I'm currently working on a high-performance python 2.7 project utilizing lists ten thousands elements in size. Obviously, every operation must be performed as fast as possible.
So, I have two lists: One of them is a list of unique arbitrary numbers, let's call it A, and the other one is a linear list starting with 1 and with the same length as the first list, named B, which represents indices in A (starting with 1)

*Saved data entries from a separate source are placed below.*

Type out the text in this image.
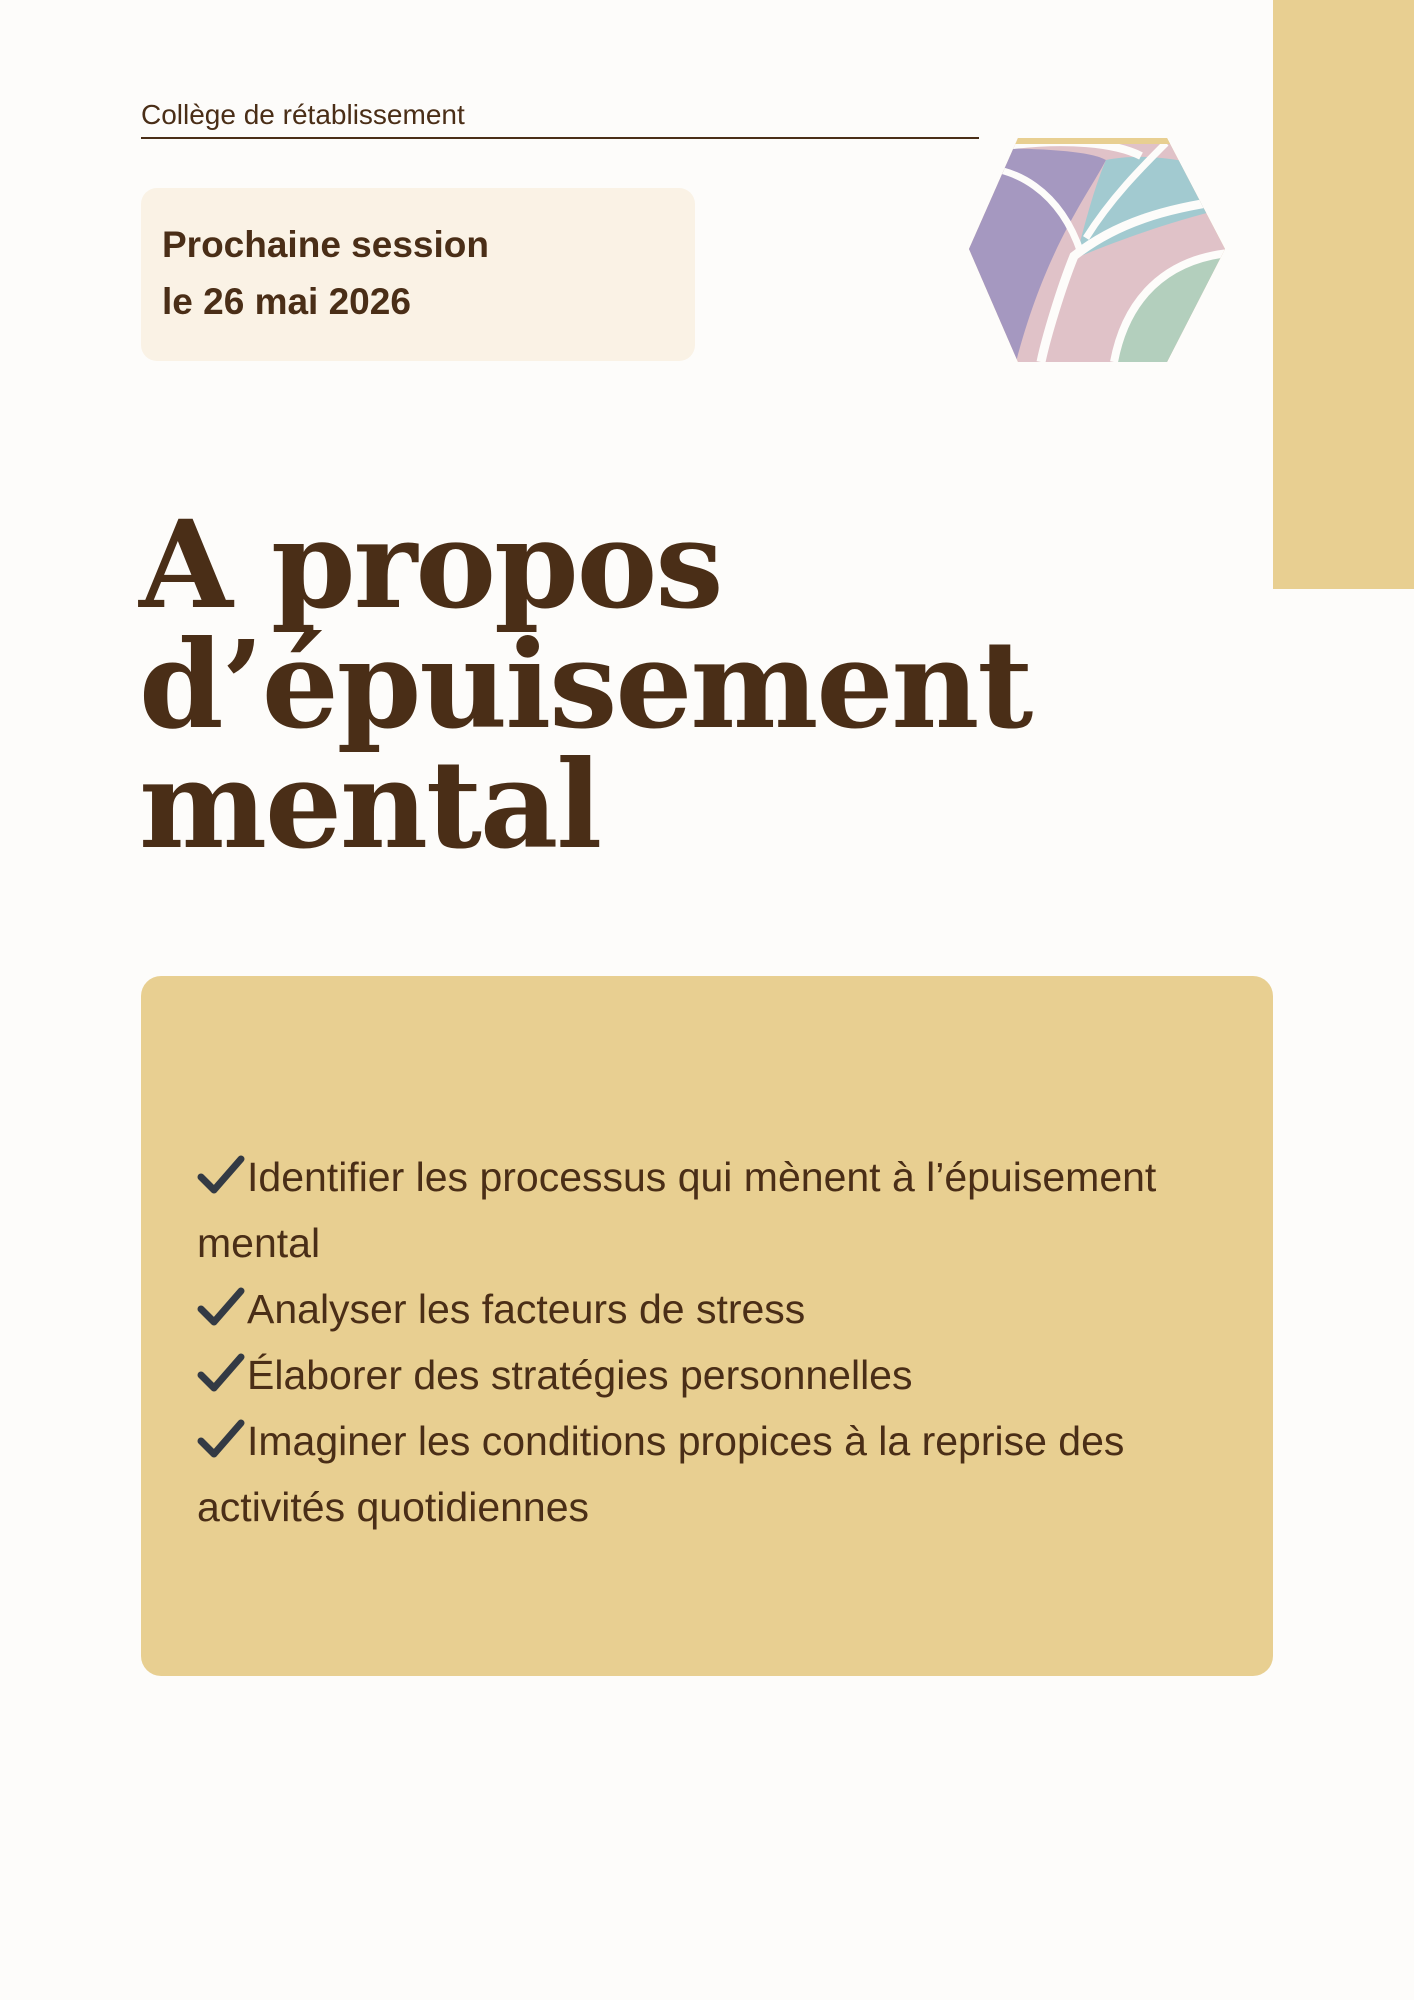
Collège de rétablissement
Prochaine session
le 26 mai 2026
A propos
d’épuisement
mental
Identifier les processus qui mènent à l’épuisement mental
Analyser les facteurs de stress
Élaborer des stratégies personnelles
Imaginer les conditions propices à la reprise des activités quotidiennes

Something like enumerate, starting with 1.
For example:
A = [500, 300, 400, 200, 100] # The order here is arbitrary, they can be any integers, but every integer can only exist once
B = [ 1, 2, 3, 4, 5] # This is fixed, starting from 1, with exactly as many elements as A
If I have an element of B (called e_B) and want the corresponding element in A, I can simply do correspond_e_A = A[e_B - 1]
. No problem.
But now I have a huge list of random, non-unique integers, and I want to know the indices of the integers that are in A, and what the corresponding elements in B are.
I think I have a reasonable solution for the first question:
indices_of_existing = numpy.nonzero(numpy.in1d(random_list, A))[0]
What is great about this approach is that there is no need to map() single operations, numpy's in1d just returns a list like [True, True, False, True, ...]. Using nonzero() I can get the indices of the elements in random_list that exist in A. Perfect, I think.
But for the second question, I'm stumped. I tried something like:
corresponding_e_B = map(lambda x: numpy.where(A==x)[0][0] + 1, random_list))
This correctly gives me the indices, but it's not optimal, because firstly I need a map(), secondly I need a lambda, and finally numpy.where() does not stop after the item was found once (remember, A has only unique elements), meaning that it scales horribly with huge datasets like mine.
I took a look at bisect, but it seems bisect only works with single requests, not with lists, meaning that I'd still have to use map() and build my list elementwise (that's slow, isn't it?)
Since I'm quite new to Python, I was hoping anyone here might have an idea? Maybe a library I don't know yet?